A questo va aggiunta la presenza di ben oltre 1.000.000 di badanti nelle case degli italiani (di cui, sempre al 2016, oltre il 60% irregolari).
Cosa dicono le famiglie?
Le famiglie esprimono una visione molto ‘clinica’ delle RSA, come ‘ultimo luogo’ a cui ricorrere quando le condizioni sanitarie non permettono più di mantenere l’anziano a domicilio. Inoltre, la maggior parte di esse organizza la cura attraverso il tempo di caregiver informali (membri della stessa famiglia) o facendo ricorso ad una badante. Infine, per le famiglie è alto il bisogno di informazioni e supporto nella gestione della situazione ma, purtroppo, solo 1/3 di chi ne avrebbe bisogno riesce ad accedere a questi servizi.

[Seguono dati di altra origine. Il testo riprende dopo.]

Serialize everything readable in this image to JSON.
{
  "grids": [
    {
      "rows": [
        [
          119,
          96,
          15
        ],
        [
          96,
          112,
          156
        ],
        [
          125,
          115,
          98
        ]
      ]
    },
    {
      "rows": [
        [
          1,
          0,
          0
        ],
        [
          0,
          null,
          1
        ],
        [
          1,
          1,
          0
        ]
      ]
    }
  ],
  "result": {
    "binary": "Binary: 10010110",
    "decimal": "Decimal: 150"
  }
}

Il COVID, come tutti ormai tristemente sappiamo, ha colpito particolarmente il settore della Long-Term Care, con punte di mortalità vicine anche al 120% in alcune aree del Paese. I gestori non sembrano – per ora – registrare un calo di fiducia, anche se nei prossimi mesi la sfida più grande sarà ripensare un intero sistema di cura che possa trarre insegnamento dall’esperienza drammatica della pandemia e offrire servizi sempre più evoluti.